I don't care what anyone says, Willy. They aren't bad people. They know I was in the war and they don't care. I think they feel bad for me, wandering alone. The hippies are smart. They understand that family is about choice. But I wonder if true family isn't really about need. Your family isn't the people you want to be with but the people without whom you would perish. The problem is, I don't know where the members of my true family are. King, Reno, the others who came along after you. We all came back alone, and then we dispersed. Scattered by the wind.

Sometimes I think that I see you, Willy. In a bar or pumping gas. Sometimes, every face has a flash of your face. I don't like to be around strangers, because I worry I'll catch a glimpse of you. And that hurts. I don't mind being alone when I have to, though. Even when I'm alone, Durga's heart is with me.

Currahee!

CO Proudfoot

4
 

W
HEN BECCA AWOKE
on her father's couch the next morning, everything was briefly beautiful. Dust motes sparkled in the sunlight, and her pillow was dry. Lately, she'd been crying in her sleep, which she hated. Ever since she'd started running, in junior high, she'd learned to keep her emotions in check, channeling excess frustration into winning races. It was not okay that her feelings were again acting against her will.
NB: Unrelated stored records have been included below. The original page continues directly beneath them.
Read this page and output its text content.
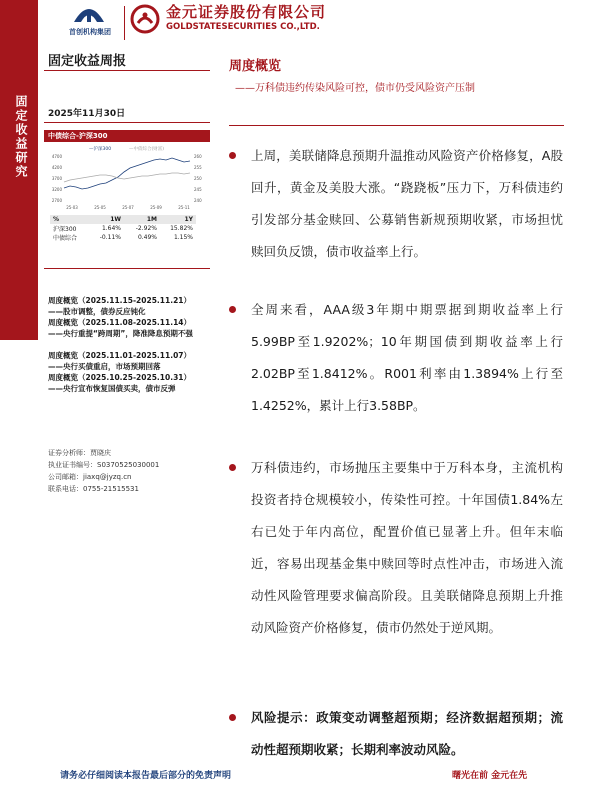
固定收益研究
首创机构集团
金元证券股份有限公司
GOLDSTATESECURITIES CO.,LTD.
固定收益周报
2025年11月30日
中债综合-沪深300
—沪深300	—中债综合(财富)
4700
4200
3700
3200
2700
260
255
250
245
240
25-03	25-05	25-07	25-09	25-11
%	1W	1M	1Y
沪深300	1.64%	-2.92%	15.82%
中债综合	-0.11%	0.49%	1.15%
周度概览（2025.11.15-2025.11.21）
——股市调整，债券反应钝化
周度概览（2025.11.08-2025.11.14）
——央行重提“跨周期”，降准降息预期不强
周度概览（2025.11.01-2025.11.07）
——央行买债重启，市场预期回落
周度概览（2025.10.25-2025.10.31）
——央行宣布恢复国债买卖，债市反弹
证券分析师：贾晓庆
执业证书编号：S0370525030001
公司邮箱：jiaxq@jyzq.cn
联系电话：0755-21515531
周度概览
——万科债违约传染风险可控，债市仍受风险资产压制
上周，美联储降息预期升温推动风险资产价格修复，A股回升，黄金及美股大涨。“跷跷板”压力下，万科债违约引发部分基金赎回、公募销售新规预期收紧，市场担忧赎回负反馈，债市收益率上行。
全周来看，AAA级3年期中期票据到期收益率上行5.99BP至1.9202%；10年期国债到期收益率上行2.02BP至1.8412%。R001利率由1.3894%上行至1.4252%，累计上行3.58BP。
万科债违约，市场抛压主要集中于万科本身，主流机构投资者持仓规模较小，传染性可控。十年国债1.84%左右已处于年内高位，配置价值已显著上升。但年末临近，容易出现基金集中赎回等时点性冲击，市场进入流动性风险管理要求偏高阶段。且美联储降息预期上升推动风险资产价格修复，债市仍然处于逆风期。
风险提示：政策变动调整超预期；经济数据超预期；流动性超预期收紧；长期利率波动风险。
请务必仔细阅读本报告最后部分的免责声明	曙光在前 金元在先
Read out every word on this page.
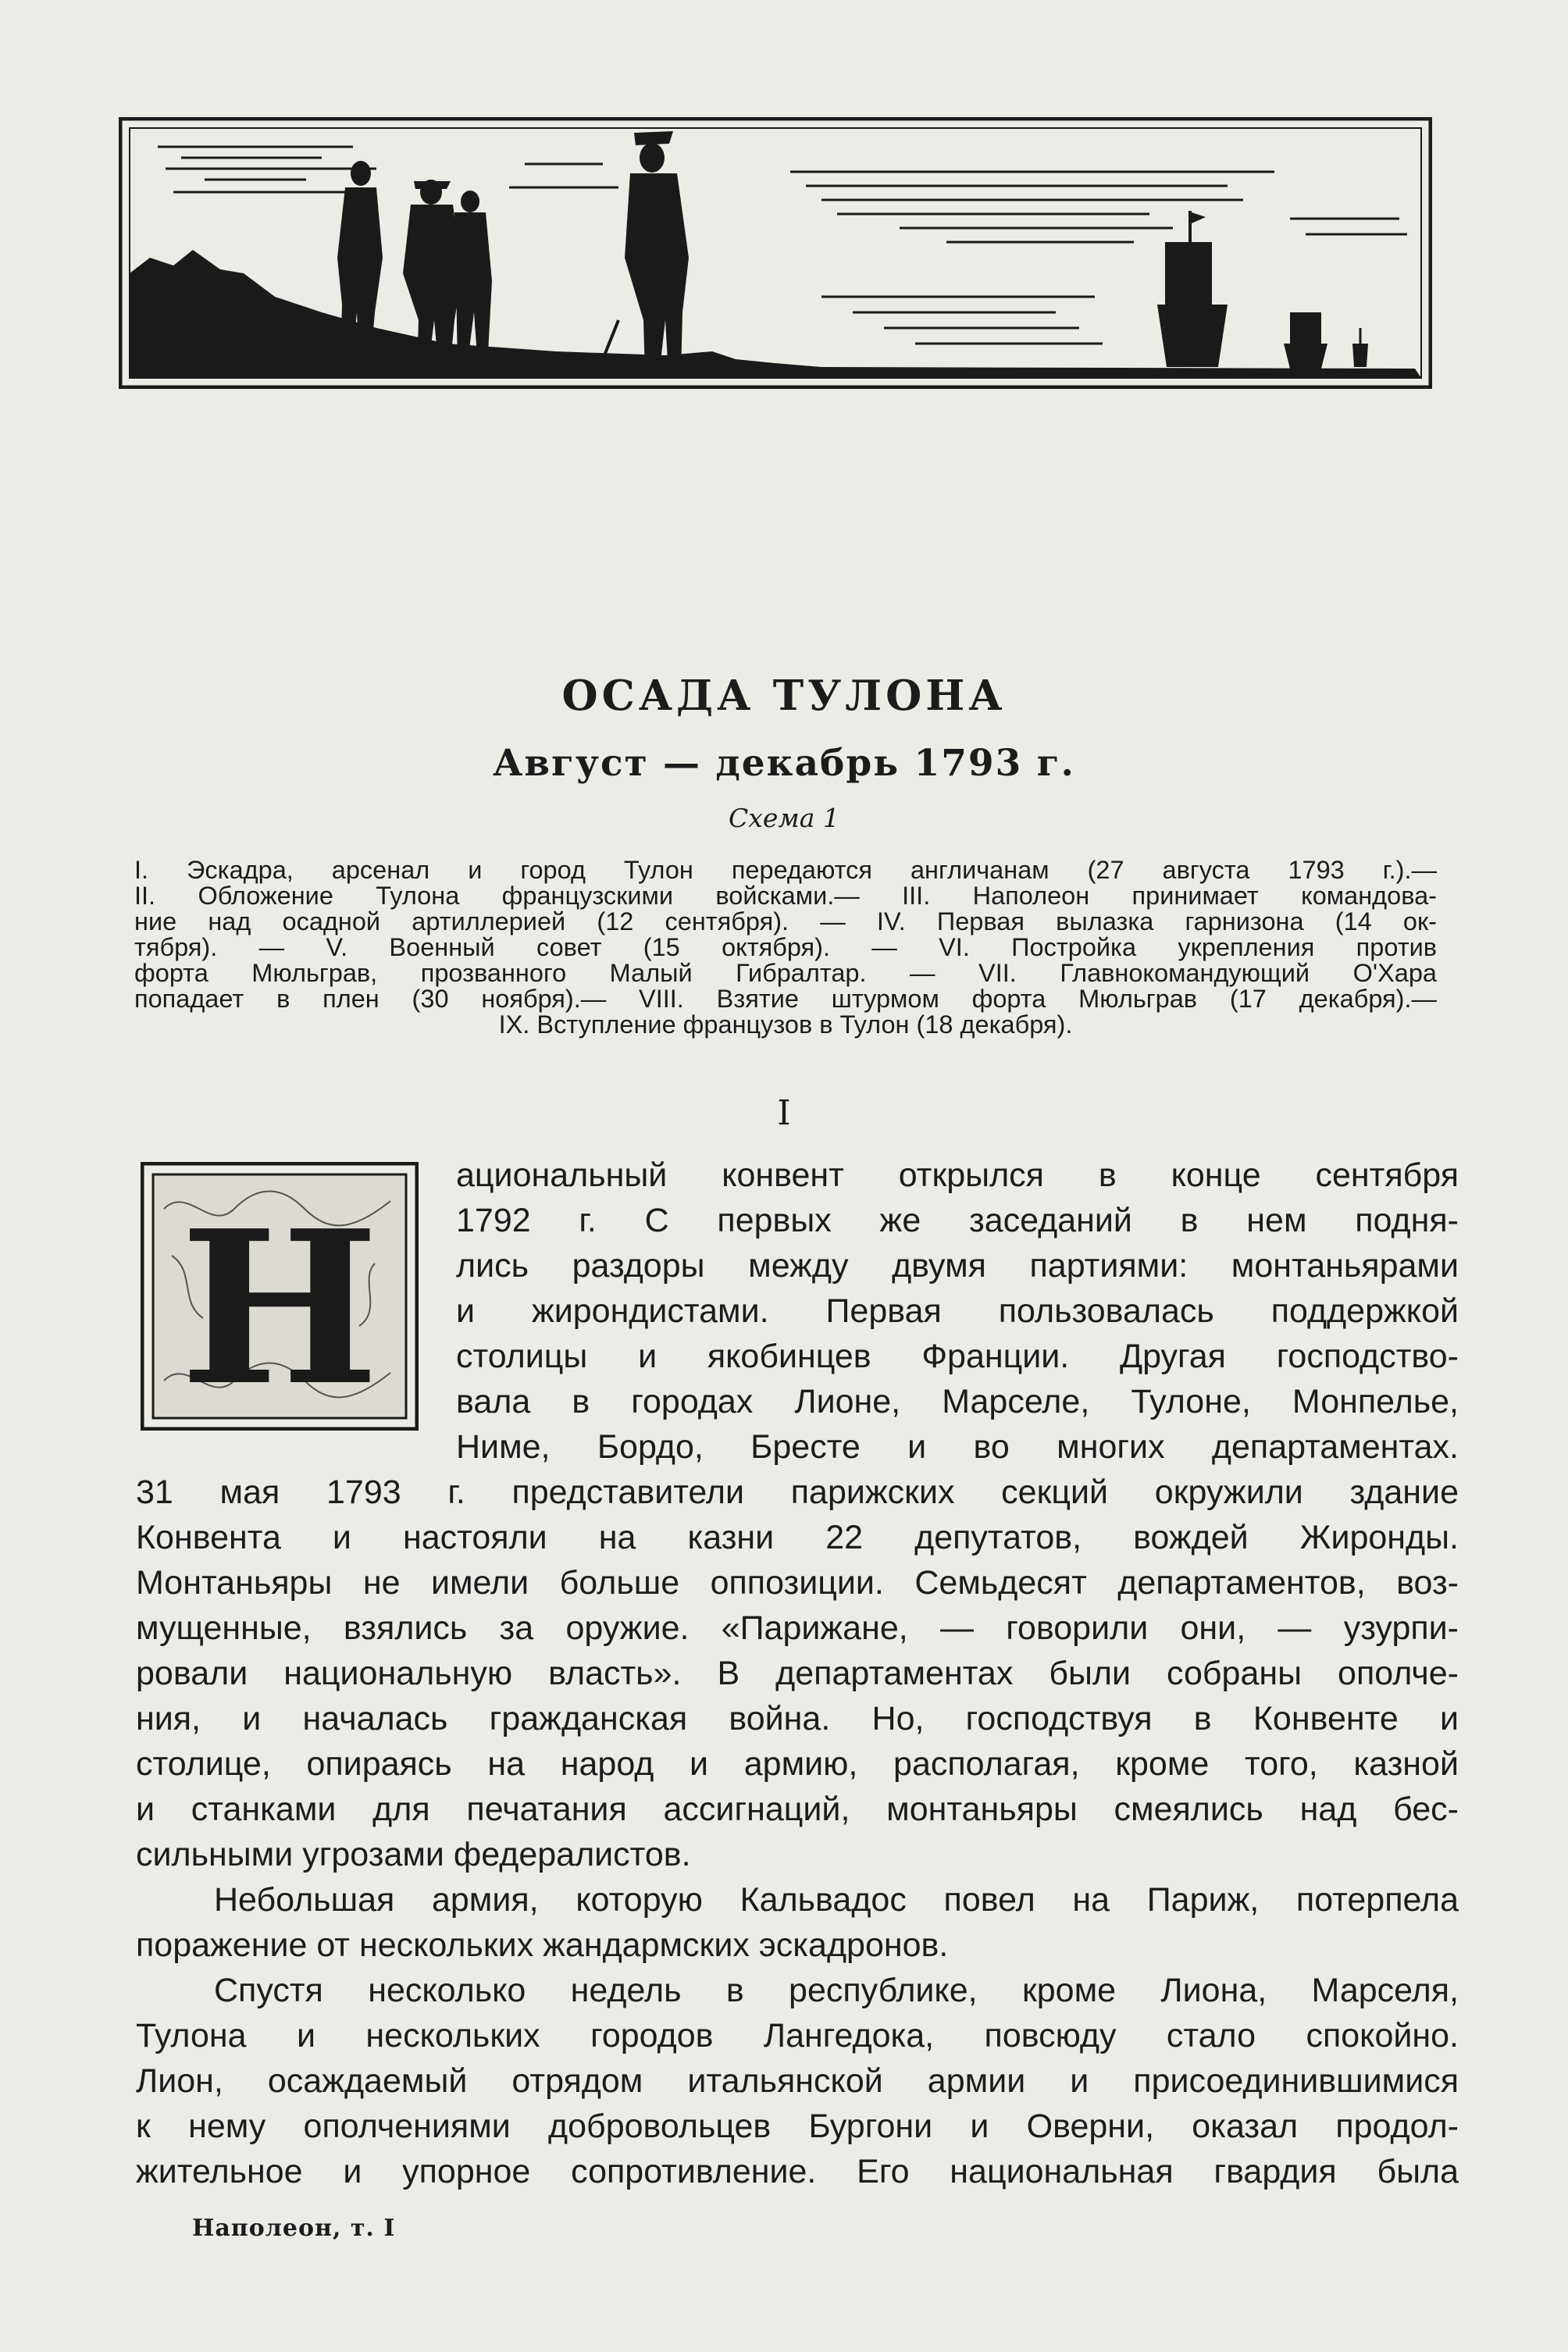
ОСАДА ТУЛОНА
Август — декабрь 1793 г.
Схема 1
I. Эскадра, арсенал и город Тулон передаются англичанам (27 августа 1793 г.).—
II. Обложение Тулона французскими войсками.— III. Наполеон принимает командова-
ние над осадной артиллерией (12 сентября). — IV. Первая вылазка гарнизона (14 ок-
тября). — V. Военный совет (15 октября). — VI. Постройка укрепления против
форта Мюльграв, прозванного Малый Гибралтар. — VII. Главнокомандующий О'Хара
попадает в плен (30 ноября).— VIII. Взятие штурмом форта Мюльграв (17 декабря).—
IX. Вступление французов в Тулон (18 декабря).
I
Н
ациональный конвент открылся в конце сентября
1792 г. С первых же заседаний в нем подня-
лись раздоры между двумя партиями: монтаньярами
и жирондистами. Первая пользовалась поддержкой
столицы и якобинцев Франции. Другая господство-
вала в городах Лионе, Марселе, Тулоне, Монпелье,
Ниме, Бордо, Бресте и во многих департаментах.
31 мая 1793 г. представители парижских секций окружили здание
Конвента и настояли на казни 22 депутатов, вождей Жиронды.
Монтаньяры не имели больше оппозиции. Семьдесят департаментов, воз-
мущенные, взялись за оружие. «Парижане, — говорили они, — узурпи-
ровали национальную власть». В департаментах были собраны ополче-
ния, и началась гражданская война. Но, господствуя в Конвенте и
столице, опираясь на народ и армию, располагая, кроме того, казной
и станками для печатания ассигнаций, монтаньяры смеялись над бес-
сильными угрозами федералистов.
Небольшая армия, которую Кальвадос повел на Париж, потерпела
поражение от нескольких жандармских эскадронов.
Спустя несколько недель в республике, кроме Лиона, Марселя,
Тулона и нескольких городов Лангедока, повсюду стало спокойно.
Лион, осаждаемый отрядом итальянской армии и присоединившимися
к нему ополчениями добровольцев Бургони и Оверни, оказал продол-
жительное и упорное сопротивление. Его национальная гвардия была
Наполеон, т. I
She decided that her present sense of calm was a sign. She was right to have left home. Ben's appearance the night before had only strengthened her resolve. Through all his shouting, her heart was numb, anesthetized. If only that meant her bruises didn't hurt. She stood up, trying to reason with her nerve endings. She was sore, but she'd experienced worse pain after meets; she could handle this.
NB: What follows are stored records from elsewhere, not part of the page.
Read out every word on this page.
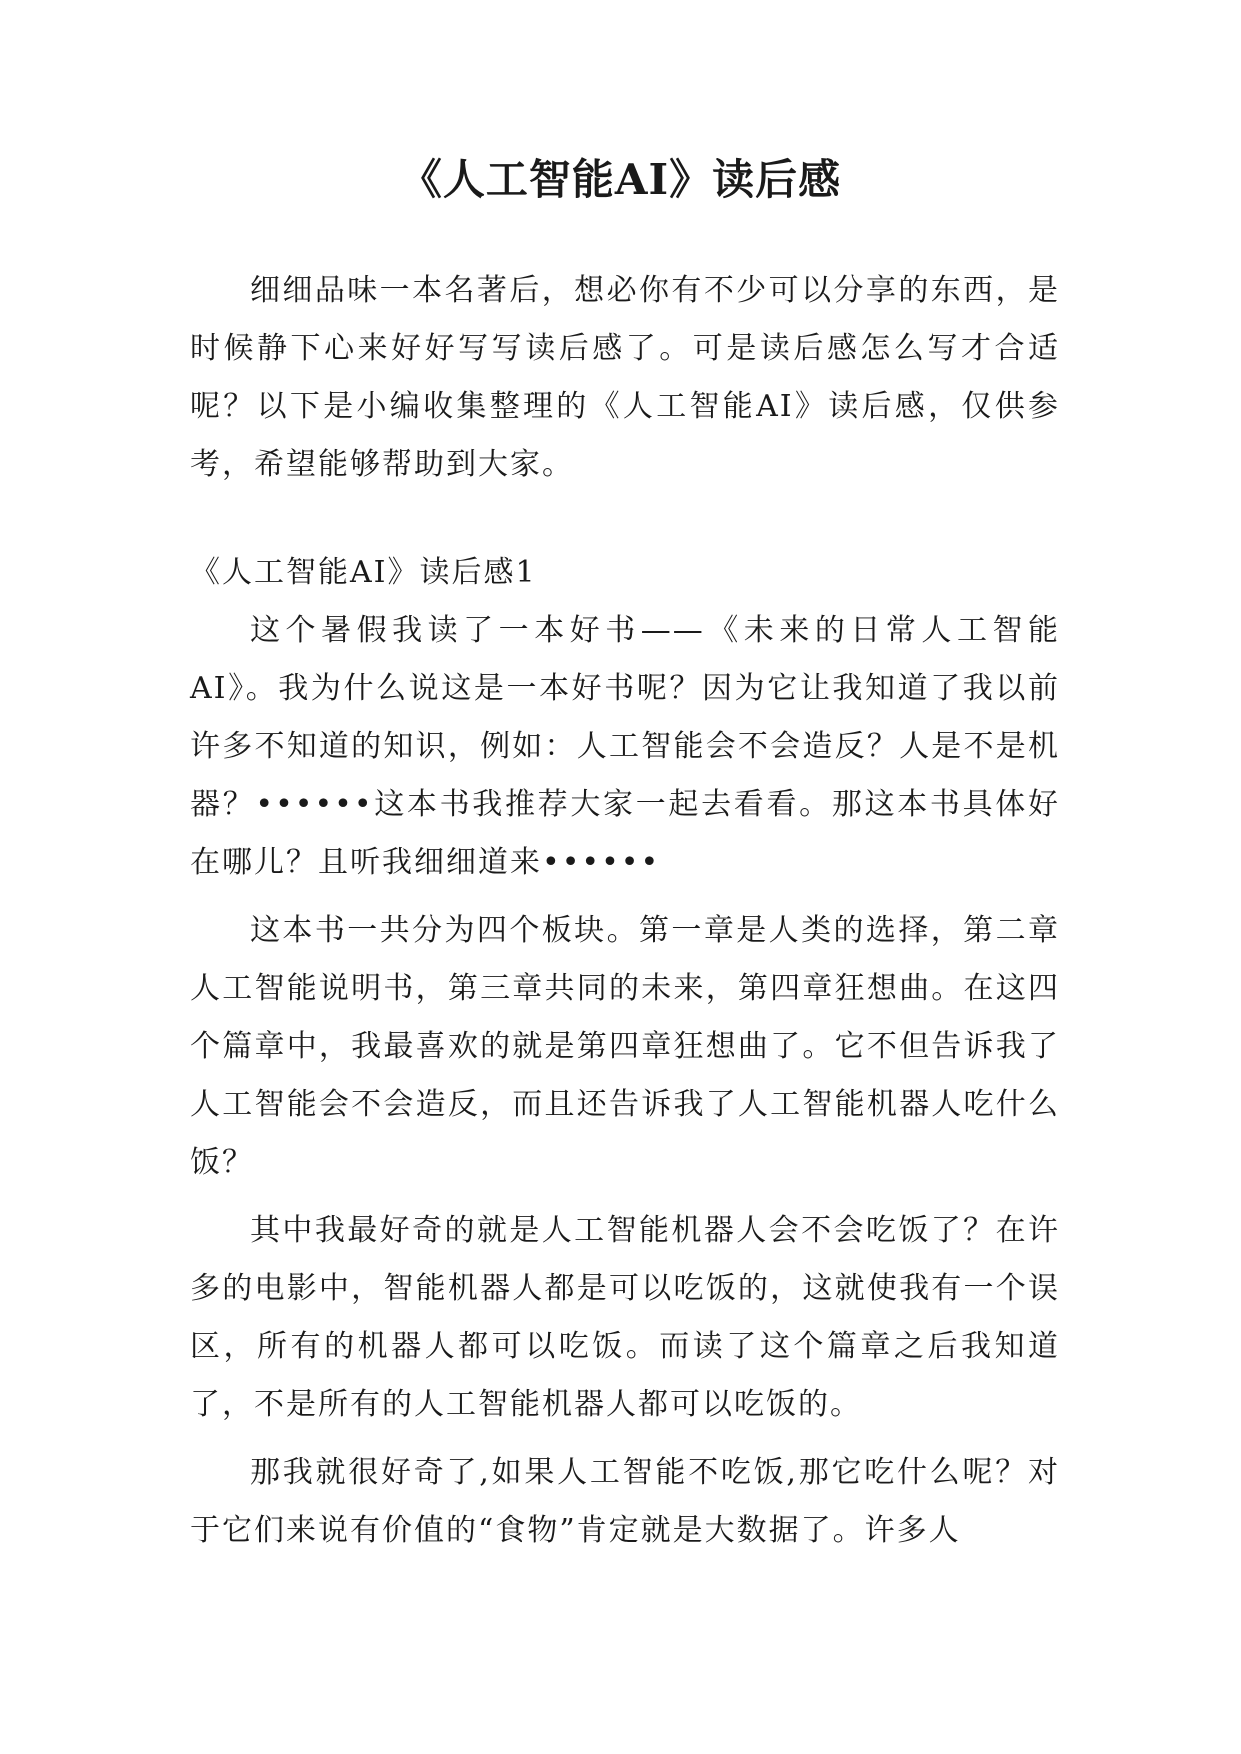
《人工智能AI》读后感

细细品味一本名著后，想必你有不少可以分享的东西，是时候静下心来好好写写读后感了。可是读后感怎么写才合适呢？以下是小编收集整理的《人工智能AI》读后感，仅供参考，希望能够帮助到大家。

《人工智能AI》读后感1

这个暑假我读了一本好书——《未来的日常人工智能AI》。我为什么说这是一本好书呢？因为它让我知道了我以前许多不知道的知识，例如：人工智能会不会造反？人是不是机器？••••••这本书我推荐大家一起去看看。那这本书具体好在哪儿？且听我细细道来••••••

这本书一共分为四个板块。第一章是人类的选择，第二章人工智能说明书，第三章共同的未来，第四章狂想曲。在这四个篇章中，我最喜欢的就是第四章狂想曲了。它不但告诉我了人工智能会不会造反，而且还告诉我了人工智能机器人吃什么饭？

其中我最好奇的就是人工智能机器人会不会吃饭了？在许多的电影中，智能机器人都是可以吃饭的，这就使我有一个误区，所有的机器人都可以吃饭。而读了这个篇章之后我知道了，不是所有的人工智能机器人都可以吃饭的。

那我就很好奇了,如果人工智能不吃饭,那它吃什么呢？对于它们来说有价值的“食物”肯定就是大数据了。许多人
Neither her father nor Reno was around. Her car was gone, which meant one of the men must be driving Ben back to the house. They'd leave him there and bring the Cadillac back to her. Then she could go to Kath's on her own steam.
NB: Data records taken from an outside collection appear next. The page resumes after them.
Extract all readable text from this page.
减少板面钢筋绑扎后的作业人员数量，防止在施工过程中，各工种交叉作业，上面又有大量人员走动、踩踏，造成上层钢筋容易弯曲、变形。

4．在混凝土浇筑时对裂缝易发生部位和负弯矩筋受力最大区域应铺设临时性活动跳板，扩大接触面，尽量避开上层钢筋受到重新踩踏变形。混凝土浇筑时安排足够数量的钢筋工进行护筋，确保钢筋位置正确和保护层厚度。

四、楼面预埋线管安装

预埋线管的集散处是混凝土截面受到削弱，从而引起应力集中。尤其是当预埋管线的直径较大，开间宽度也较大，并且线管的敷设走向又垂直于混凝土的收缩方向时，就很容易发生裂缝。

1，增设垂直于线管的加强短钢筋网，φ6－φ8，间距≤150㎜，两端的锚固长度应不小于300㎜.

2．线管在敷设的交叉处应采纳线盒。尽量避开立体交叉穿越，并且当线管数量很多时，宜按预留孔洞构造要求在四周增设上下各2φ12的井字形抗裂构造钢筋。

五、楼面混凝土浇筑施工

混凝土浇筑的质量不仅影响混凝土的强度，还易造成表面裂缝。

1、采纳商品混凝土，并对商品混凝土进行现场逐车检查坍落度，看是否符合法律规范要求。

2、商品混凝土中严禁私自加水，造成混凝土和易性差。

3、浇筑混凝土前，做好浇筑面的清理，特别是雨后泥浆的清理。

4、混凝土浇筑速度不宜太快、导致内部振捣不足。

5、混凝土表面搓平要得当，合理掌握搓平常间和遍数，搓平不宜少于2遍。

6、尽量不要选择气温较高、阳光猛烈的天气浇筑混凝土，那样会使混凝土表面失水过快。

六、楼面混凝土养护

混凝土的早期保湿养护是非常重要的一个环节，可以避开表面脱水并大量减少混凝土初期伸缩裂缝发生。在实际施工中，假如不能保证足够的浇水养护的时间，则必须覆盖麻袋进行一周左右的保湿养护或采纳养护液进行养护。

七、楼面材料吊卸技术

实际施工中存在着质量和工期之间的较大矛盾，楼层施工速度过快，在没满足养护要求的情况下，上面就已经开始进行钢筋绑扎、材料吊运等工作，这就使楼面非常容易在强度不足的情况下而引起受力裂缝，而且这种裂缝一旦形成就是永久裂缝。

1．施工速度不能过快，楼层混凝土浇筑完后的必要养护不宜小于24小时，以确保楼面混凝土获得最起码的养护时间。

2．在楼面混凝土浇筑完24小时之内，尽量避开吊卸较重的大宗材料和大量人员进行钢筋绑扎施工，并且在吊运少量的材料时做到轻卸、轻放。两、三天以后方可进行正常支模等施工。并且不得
Outside, Becca squished her toes into the damp grass. The air smelled of hay and honeysuckle and if she did not breathe in too deeply, she could ignore the ache of her abdomen. She sat down in a plastic lawn chair and turned toward the pasture. She imagined her father sitting out here, night after night, his body still as a garden statue, his beard overgrown as the grass. When she was a girl, he had terrified her. Sometimes it took only a single question—
Dad, will you sign this permission slip?
Or
Dad, are you coming to my soccer game?
—to make King breathe fire. Drunk or angry or both, he'd tromp through the house, smashing and screaming. Then one day, when Becca was fourteen, her mother had kicked King out. There'd been neither warning nor fanfare. “I sent your daddy packing,” Jeanine said, and that was that.

In her mother's stolidness, Becca learned a powerful lesson: their kind of women were not victims.